There is a clip circulating of Anne Hathaway joyfully moving and singing at a recent Taylor Swift concert in Germany. I watched it with a smile, but then I started reading the comments underneath. Oh my gosh, why is she alone? I’m glad she’s enjoying herself, but how sad no one went with her.
What?? You’re fretting over her clear, unabashed joy?
Big fat sigh.
Here I was, once again astounded by this aversion some people have to solohood (a word I just made up, I think). The fact that the actress was there with her son is beside the point.
Of course I made the leap to the recent column Newsweek deigned to print about Swift not being a good role model because she’s childless and has cats. WHILE SHE IS CRUSHING A GLOBAL TOUR THE LIKES OF WHICH NO ONE HAS SEEN BEFORE.
Yes, I’m shouting. This is some warped shit that those who cannot stand female power are putting out there. And it has reemerged in politics this week.
By now you’ve surely heard the pertinent JD Vance quote, but let me refresh your memory:
“We’re effectively run in this country via the Democrats, via the corporate oligarchs, by a bunch of childless cat ladies who are miserable at their own lives and the choices that they’ve made and so they want to make the rest of the country miserable, too.”
You can call this absurd and laugh it off. That’s a legit reaction.
But I’m asking you to dig a little deeper. Think about the mentality you have to have to see the female body put here for one purpose – childbirth – and then labeling everything else the “misery” option. It is precisely that kind of mindset that creates laws limiting a woman’s reproductive choices, whether we’re talking about safe abortion, safe miscarriage, birth control access, IVF, etc.
Vance wonders in that same interview how we can turn our country over to people who don’t have a “direct stake” in it since they don’t have kids.
I’m past the point where I take offense at people’s judgment on my own decision not to become a parent. I had the following exchange with a woman in my workplace about 20 years ago.
Her: I couldn’t imagine my life without kids.
Me: No one is asking you to.
A little light went on for her. Sometimes people don’t mean offense, they just never considered that some of us can’t in a million years imagine our lives WITH kids.
What some of these dim Republicans are now doing is giving this wackadoo mindset national traction. The tool that wrote the Swift piece in Newsweek, for example. What possesses a once-reputable magazine to not ask itself, do we really want to be this? Not a publication sharing differing viewpoints, but one that says, hey, Swift is good for clicks, let’s give voice to this guy who’s skipping over her artistic and financial accomplishments and zeroing in on the cats.
And then a presidential candidate decides his best choice for a running mate is the guy with the weird childless cat lady obsession?
OK.
Buckle up, folks, because much like the pop star who hasn’t procreated, our Vice President likes to cook for people she loves.
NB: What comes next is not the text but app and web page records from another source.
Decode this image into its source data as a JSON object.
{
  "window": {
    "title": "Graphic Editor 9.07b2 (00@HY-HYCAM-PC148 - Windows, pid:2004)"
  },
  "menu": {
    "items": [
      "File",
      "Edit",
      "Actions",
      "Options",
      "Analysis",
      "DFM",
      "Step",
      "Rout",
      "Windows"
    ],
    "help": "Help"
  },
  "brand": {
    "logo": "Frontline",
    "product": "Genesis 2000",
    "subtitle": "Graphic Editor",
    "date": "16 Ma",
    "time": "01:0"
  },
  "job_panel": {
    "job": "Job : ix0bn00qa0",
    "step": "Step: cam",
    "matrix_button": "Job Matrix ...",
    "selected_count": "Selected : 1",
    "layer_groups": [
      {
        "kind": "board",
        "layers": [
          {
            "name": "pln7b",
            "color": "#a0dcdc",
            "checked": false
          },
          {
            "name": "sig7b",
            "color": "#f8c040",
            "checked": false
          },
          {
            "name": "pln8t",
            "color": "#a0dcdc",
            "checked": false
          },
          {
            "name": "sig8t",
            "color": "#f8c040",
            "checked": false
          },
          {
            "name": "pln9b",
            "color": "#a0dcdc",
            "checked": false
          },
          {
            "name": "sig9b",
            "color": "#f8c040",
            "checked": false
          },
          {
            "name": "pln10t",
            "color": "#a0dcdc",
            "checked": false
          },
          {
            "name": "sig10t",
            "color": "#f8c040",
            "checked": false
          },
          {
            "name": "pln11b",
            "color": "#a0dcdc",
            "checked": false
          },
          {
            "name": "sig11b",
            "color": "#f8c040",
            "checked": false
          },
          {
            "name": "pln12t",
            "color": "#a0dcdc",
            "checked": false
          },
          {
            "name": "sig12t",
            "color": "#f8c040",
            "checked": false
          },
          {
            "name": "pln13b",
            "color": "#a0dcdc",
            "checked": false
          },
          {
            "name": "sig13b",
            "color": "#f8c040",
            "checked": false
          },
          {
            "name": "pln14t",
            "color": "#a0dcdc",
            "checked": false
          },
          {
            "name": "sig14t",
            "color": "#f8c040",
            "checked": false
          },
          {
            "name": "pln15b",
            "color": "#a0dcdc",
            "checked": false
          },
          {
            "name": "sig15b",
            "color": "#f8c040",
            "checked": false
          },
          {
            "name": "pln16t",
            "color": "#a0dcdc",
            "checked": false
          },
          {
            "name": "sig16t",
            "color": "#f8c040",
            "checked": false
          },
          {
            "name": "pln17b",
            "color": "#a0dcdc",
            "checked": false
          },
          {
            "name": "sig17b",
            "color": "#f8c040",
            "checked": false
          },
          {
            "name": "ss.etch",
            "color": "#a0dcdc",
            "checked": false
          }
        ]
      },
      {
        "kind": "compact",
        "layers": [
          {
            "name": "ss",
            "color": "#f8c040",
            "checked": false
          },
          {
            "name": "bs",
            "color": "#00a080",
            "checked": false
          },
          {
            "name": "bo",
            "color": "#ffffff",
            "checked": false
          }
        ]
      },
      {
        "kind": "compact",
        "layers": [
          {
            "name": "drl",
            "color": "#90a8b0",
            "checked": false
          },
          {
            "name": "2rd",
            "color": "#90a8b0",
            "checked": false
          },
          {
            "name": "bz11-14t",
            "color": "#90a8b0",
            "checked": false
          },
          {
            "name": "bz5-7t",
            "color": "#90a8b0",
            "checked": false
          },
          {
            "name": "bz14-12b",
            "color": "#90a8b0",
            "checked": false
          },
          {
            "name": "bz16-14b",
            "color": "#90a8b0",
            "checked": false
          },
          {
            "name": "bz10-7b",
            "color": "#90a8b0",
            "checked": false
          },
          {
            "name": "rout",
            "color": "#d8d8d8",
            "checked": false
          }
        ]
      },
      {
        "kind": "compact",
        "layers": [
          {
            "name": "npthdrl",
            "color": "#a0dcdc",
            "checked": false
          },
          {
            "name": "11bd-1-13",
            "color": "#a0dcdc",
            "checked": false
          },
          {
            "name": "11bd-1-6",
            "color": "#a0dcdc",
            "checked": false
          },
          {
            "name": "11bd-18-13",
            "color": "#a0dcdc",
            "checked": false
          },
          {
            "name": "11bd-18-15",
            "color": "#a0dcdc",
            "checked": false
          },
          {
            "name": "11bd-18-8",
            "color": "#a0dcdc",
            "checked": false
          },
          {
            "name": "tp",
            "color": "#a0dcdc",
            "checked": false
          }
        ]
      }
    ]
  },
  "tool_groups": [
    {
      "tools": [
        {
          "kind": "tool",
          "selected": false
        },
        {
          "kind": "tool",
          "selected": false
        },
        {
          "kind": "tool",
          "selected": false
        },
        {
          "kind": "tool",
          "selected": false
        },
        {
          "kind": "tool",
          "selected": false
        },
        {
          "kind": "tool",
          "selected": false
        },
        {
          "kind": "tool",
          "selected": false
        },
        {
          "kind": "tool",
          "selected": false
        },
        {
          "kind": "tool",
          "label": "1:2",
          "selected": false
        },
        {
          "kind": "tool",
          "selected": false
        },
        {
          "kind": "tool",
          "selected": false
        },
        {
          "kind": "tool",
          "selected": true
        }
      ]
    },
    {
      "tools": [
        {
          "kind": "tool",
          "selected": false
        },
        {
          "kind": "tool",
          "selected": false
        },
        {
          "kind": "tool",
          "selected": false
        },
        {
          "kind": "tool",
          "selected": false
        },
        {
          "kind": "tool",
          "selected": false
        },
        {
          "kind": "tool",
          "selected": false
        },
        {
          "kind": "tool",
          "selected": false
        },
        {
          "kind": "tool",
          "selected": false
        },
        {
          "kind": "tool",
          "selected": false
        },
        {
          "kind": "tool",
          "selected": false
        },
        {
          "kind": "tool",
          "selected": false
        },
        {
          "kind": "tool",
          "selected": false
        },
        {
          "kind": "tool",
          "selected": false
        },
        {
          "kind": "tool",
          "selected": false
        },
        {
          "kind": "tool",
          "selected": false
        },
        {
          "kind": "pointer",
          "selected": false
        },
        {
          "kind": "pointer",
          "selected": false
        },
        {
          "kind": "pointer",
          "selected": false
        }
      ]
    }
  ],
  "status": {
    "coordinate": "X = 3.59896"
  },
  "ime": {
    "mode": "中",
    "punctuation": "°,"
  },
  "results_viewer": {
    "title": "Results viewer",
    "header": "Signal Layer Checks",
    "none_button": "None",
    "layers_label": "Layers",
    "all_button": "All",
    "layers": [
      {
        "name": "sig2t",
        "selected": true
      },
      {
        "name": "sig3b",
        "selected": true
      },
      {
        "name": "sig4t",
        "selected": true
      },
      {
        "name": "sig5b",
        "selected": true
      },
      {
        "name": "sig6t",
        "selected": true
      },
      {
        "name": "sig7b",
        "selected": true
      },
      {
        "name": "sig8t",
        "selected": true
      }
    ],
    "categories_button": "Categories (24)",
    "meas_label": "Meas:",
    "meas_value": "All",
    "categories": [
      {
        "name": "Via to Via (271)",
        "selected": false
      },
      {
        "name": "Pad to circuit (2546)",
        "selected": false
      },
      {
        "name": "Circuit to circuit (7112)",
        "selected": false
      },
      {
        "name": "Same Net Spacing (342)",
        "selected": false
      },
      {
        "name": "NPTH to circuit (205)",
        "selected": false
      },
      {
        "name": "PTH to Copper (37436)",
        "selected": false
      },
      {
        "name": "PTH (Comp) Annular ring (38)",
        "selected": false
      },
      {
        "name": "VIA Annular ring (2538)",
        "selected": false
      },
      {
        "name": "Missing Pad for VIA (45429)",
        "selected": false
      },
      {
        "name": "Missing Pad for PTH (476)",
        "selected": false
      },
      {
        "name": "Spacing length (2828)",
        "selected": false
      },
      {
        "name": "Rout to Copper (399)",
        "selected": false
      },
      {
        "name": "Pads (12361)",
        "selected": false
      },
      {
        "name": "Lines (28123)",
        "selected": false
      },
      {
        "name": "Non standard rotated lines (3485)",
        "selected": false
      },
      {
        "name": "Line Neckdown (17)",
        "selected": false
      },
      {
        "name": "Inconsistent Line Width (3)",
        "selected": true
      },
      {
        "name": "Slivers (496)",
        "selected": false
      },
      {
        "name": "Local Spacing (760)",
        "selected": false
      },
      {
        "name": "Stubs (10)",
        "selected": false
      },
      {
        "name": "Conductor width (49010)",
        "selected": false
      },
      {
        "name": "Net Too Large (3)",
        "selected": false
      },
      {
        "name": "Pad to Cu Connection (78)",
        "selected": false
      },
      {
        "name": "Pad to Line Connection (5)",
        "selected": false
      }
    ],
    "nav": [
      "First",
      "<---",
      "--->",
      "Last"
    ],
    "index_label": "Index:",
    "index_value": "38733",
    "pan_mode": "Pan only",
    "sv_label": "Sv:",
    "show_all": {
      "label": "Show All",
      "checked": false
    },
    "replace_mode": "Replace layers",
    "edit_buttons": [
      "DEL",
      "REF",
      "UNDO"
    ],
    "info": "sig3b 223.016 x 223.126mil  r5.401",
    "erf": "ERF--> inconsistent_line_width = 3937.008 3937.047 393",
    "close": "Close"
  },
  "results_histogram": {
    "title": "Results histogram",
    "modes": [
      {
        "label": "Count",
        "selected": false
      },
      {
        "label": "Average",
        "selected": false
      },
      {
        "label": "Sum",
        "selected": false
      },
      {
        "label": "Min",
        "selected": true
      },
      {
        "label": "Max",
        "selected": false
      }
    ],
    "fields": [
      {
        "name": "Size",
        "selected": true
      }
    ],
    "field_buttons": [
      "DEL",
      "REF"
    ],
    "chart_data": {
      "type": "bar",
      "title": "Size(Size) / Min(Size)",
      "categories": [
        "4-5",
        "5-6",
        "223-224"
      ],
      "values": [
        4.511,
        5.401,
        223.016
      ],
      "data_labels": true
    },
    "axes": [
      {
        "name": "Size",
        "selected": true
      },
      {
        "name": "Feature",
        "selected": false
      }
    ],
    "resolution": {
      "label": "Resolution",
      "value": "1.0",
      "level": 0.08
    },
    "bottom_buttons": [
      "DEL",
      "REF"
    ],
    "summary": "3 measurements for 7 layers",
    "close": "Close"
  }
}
Oh no! Not a batch of brownies or Sunday dinner. Can Taylor still sing? Can Kamala still govern?
I’ve also seen a great deal of evidence that both Swift and Harris like to laugh and that sometimes it’s contagious. But there must be festering misery under there, right, fellas? Hope she doesn’t start cackling in the Situation Room.
Oh, and the dancing. Swift had so many people making fun of her dancing that she made a song telling herself to shake it off. And, uh oh, Kamala Harris has been known to strut it out – dancing, marching. The clips are already recirculating. So much scandal.
I happen to be a fan of Harris’ fashion sense and found it amusing when in 2020 someone decided that was my shallow reason for wanting her to be President. Why? Because I wore a blazer with jeans and sneakers and credited Harris for the look? People, she’s qualified up and down for the job. It’s not like we’re pushing Squeaky Fromme or one of the Real Housewives here.
Women relate to each other in a myriad of ways, just like men do. I’m not going to generalize here, but I will say that I’ve enjoyed seeing WNBA coverage that includes light commentary on the athletes’ pre-game “fits” as they call them now. It doesn’t take away from their performance on the court; fashion is fun.
Let’s mobilize, DEI hires. Sometimes we wear our power. I know I do. But I think I’m going to need a cat to complete the look.
[Editorial Note: This is my 31st installment in a series I began in order to give my writing some flow after being in a healing phase from knee surgeries for a year (2023-24).]